Total RNA obtained from RAW264.7 cells was isolated using an RNA extraction kit (RNeasy Mini Kit, QIAGEN, Hilden, Germany). Total RNA (1 µg) was reverse-transcribed using a cDNA synthesis kit (PrimeScript 1st strand cDNA Synthesis Kit, TaKaRa, Kyoto, Japan). qRT-PCR was performed using the SYBR Mixture (TB Green Premix Ex Taq II, TaKaRa, Kyoto, Japan) and the primers used were as follows: iNOS-(F) AATGGCAACATCAGGTCGGCCATCACT; iNOS-(R) GCTGTGGTCACAGAAGTCTCGAACTC; COX-2-(F) GGAGAGACTATCAAGATAGT; COX-2-(R) ATGGTCAGTAGACTTTTACA; GAPDH-(R) GGTTTCTCCAGGCGGCA; GAPDH-(F) GGCATGGCCTTCCGTGT.

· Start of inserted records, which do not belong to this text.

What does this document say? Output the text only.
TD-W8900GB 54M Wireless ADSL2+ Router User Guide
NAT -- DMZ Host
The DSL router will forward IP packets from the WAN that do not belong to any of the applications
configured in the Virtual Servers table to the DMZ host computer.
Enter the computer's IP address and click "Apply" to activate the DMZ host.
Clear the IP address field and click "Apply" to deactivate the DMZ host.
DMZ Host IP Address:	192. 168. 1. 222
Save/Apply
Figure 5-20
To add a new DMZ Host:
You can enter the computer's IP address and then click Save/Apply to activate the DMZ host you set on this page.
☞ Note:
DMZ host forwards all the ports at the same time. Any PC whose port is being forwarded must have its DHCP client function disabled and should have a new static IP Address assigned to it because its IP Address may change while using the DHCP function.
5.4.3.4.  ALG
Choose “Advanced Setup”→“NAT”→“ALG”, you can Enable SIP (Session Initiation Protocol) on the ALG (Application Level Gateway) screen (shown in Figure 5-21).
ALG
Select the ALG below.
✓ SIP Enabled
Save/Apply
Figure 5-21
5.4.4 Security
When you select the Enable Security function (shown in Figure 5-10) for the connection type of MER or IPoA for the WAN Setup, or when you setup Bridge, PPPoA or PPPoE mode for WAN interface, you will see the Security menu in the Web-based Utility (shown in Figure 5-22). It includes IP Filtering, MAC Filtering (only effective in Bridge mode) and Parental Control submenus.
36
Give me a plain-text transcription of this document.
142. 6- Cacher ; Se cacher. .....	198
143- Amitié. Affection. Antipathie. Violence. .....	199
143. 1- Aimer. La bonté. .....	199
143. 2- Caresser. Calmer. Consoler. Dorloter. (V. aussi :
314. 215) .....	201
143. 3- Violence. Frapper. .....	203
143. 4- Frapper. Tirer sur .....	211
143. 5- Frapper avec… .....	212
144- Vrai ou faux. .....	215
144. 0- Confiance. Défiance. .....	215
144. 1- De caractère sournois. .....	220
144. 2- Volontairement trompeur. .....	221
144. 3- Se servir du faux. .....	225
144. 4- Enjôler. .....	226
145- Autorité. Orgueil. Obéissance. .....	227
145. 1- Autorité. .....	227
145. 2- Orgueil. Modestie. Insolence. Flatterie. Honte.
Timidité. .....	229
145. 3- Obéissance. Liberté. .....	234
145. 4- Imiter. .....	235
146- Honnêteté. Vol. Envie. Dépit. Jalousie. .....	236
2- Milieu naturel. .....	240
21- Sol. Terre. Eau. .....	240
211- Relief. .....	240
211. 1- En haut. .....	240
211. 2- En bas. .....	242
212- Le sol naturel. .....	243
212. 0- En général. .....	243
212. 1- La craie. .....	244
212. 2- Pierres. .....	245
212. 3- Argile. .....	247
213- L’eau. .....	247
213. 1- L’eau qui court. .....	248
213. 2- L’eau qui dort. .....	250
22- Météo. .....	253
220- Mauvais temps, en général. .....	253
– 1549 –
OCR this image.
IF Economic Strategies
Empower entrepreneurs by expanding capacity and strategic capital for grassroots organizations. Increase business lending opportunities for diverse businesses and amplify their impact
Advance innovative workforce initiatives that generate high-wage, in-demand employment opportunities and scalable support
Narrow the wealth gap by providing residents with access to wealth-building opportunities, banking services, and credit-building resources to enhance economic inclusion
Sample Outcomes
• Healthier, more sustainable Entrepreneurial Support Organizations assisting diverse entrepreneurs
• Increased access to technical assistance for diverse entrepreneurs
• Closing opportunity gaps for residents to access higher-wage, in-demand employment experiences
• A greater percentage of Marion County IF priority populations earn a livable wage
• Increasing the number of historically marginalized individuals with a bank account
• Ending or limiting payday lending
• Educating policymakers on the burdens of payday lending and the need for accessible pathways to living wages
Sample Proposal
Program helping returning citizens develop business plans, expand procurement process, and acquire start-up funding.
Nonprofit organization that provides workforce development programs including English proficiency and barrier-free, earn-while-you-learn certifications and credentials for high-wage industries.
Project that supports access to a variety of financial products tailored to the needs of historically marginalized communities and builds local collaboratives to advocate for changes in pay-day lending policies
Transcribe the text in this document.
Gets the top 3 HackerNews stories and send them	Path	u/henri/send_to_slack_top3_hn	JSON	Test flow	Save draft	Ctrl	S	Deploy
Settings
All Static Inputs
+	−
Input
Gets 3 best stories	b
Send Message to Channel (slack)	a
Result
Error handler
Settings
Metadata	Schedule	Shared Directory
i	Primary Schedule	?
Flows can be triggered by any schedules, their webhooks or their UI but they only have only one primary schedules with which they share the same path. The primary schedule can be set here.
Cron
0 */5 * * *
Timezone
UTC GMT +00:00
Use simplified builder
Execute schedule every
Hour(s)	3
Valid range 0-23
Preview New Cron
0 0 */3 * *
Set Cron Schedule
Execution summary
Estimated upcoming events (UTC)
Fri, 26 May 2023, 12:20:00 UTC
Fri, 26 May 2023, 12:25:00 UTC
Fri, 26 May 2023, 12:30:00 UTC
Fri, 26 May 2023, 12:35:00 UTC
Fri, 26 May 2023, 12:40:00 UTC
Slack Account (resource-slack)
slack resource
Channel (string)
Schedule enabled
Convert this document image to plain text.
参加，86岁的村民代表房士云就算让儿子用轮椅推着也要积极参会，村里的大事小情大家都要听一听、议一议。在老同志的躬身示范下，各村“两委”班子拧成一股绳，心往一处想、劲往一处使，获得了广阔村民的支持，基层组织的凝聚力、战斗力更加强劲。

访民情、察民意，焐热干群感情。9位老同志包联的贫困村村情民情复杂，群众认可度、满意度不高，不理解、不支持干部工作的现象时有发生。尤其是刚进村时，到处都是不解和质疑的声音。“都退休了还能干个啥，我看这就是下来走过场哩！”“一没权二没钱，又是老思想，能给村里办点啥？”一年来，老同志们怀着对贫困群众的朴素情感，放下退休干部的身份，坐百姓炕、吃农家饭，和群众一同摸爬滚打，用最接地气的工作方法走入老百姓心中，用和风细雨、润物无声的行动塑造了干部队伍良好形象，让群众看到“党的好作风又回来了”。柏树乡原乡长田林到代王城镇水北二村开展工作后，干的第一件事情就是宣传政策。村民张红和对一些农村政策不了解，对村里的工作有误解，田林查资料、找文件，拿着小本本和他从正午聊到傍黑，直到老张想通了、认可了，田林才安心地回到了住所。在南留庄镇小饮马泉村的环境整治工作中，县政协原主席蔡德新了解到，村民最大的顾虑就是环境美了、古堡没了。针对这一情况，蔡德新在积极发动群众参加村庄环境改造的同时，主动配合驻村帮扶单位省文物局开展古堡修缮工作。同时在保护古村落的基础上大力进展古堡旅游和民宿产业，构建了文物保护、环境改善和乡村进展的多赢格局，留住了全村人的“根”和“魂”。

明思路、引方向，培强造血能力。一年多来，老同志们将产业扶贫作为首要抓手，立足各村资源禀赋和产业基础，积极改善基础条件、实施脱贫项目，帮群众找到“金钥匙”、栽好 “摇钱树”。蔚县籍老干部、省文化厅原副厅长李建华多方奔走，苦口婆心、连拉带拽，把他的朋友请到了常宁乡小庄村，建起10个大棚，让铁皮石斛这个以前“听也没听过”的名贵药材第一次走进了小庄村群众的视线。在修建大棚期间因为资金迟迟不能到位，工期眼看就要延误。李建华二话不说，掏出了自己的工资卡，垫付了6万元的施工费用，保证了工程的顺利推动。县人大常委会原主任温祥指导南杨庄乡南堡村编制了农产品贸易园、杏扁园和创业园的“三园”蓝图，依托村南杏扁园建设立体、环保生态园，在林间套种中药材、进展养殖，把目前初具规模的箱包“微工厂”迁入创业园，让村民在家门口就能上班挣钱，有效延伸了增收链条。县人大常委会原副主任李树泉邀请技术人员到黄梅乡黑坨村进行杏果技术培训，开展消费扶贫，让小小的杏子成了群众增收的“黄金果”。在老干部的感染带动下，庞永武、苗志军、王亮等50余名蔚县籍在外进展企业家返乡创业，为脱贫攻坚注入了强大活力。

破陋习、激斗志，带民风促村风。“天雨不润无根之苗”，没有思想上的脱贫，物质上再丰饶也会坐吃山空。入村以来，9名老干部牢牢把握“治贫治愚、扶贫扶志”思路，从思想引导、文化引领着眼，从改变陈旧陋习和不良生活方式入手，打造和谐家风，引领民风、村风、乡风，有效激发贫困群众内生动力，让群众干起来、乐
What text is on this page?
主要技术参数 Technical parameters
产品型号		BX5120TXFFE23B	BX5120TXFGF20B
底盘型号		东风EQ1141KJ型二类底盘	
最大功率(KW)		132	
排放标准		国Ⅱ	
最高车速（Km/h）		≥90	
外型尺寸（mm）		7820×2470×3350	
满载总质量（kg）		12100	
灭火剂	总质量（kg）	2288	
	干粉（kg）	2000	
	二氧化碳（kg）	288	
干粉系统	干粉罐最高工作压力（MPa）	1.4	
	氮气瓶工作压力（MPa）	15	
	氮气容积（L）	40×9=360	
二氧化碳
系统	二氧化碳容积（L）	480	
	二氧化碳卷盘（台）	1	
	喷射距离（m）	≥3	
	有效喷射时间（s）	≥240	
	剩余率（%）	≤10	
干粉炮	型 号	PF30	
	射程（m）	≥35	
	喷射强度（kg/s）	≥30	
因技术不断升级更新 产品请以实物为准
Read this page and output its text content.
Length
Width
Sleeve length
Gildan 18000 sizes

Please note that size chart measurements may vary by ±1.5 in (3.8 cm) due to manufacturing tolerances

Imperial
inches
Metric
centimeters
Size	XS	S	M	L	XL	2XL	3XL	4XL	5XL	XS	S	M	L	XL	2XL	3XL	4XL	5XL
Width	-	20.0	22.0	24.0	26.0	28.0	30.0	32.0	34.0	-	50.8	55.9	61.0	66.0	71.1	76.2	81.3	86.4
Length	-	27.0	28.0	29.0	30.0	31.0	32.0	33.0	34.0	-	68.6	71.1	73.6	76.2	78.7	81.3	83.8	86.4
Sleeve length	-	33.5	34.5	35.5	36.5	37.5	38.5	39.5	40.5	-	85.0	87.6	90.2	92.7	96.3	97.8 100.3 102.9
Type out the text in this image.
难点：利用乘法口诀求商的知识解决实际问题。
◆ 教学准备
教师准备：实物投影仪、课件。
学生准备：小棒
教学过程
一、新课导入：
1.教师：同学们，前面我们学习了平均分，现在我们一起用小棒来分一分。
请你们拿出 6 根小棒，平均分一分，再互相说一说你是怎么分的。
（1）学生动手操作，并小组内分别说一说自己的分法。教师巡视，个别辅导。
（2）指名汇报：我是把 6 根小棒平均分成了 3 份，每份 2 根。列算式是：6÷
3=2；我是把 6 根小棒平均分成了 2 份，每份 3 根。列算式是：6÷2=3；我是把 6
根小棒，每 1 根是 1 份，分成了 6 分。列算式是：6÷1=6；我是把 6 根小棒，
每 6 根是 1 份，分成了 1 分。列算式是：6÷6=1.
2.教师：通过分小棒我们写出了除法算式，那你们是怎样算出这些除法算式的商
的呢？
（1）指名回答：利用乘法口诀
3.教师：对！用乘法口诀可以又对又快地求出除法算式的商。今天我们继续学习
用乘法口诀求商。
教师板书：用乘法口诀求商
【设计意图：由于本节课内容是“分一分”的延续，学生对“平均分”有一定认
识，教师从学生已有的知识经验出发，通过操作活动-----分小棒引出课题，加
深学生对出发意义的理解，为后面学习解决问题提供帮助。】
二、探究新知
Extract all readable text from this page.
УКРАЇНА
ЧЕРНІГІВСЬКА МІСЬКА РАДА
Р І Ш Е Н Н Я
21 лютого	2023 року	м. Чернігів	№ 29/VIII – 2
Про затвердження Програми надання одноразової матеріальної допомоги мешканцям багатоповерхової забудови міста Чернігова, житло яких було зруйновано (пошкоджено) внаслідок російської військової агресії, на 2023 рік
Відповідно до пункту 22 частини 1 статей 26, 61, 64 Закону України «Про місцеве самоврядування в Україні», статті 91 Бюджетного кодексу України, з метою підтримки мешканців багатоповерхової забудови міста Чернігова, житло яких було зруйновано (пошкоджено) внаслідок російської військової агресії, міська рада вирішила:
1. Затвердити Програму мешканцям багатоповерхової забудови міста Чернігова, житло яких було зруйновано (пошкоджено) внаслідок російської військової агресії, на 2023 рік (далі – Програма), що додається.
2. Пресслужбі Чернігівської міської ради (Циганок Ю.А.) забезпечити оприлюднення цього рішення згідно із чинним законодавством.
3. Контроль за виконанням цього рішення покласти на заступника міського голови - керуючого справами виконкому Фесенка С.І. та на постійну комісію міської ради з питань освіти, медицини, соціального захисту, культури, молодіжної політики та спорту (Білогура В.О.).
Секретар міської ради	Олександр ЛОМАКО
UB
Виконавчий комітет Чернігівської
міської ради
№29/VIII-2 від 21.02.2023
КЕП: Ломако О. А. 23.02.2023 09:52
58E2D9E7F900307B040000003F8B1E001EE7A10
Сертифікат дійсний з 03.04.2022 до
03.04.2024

4.8. Western Blot Analysis

The total protein was extracted from the cells using RIPA buffer (Bio-rad, Hercules, California, CA, USA) and measured with a Bradford assay kit (Pierce BCA protein assay kit, Thermo Scientific, Waltham, MA, USA). Twenty micrograms of total protein samples were resolved by 10% SDS-PAGE gel and transferred onto polyvinylidene difluoride (PVDF) membranes (Bio-rad, Hercules, California, CA, USA) at 150 V and 2 h. Membranes were blocked with 5% skim milk at 2 h and incubated with primary antibody including those of COX-2 antibody (1:1000), iNOS antibody (1:5000), phospho-p44/42 MAPK (Erk1/2)(Thr202/Tyr204) antibody (1:1000), phospho-p38 MAP Kinase (Thr180/Tyr182) antibody (1:500), phospho-SAPK/JNK (Thr183/Tyr185) antibody (1:500), p44/42 MAPK (Erk1/2) antibody (1:1000), p38 MAPK antibody (1:500), SAPK/JNK antibody (1:500), phospho-NF-kB p65 (Ser536)(93H1) rabbit mAb (1:500), IκBα (L35A5) Mouse mAb amino-terminal antigen (1:500), (all the antibodies were from Cell signaling, Danvers, MA, USA) at 4 °C overnight, followed by incubation with secondary antibody (1:10,000) (HRP anti-rabbit IgG, H&L, Rockland Immunochemicals, Inc., USA) at 25 °C for 1 h. Proteins were detected using an ECL kit (Bio-rad, Hercules, California, CA, USA) and measured using image reader (LAS-4000, FUJIFILM, Tokyo, Japan).

4.9. Statistical Analysis

Results are expressed in terms of mean ± SD (standard deviation). The statistical significance of the differences was evaluated using the Student’s t-test for the data acquired.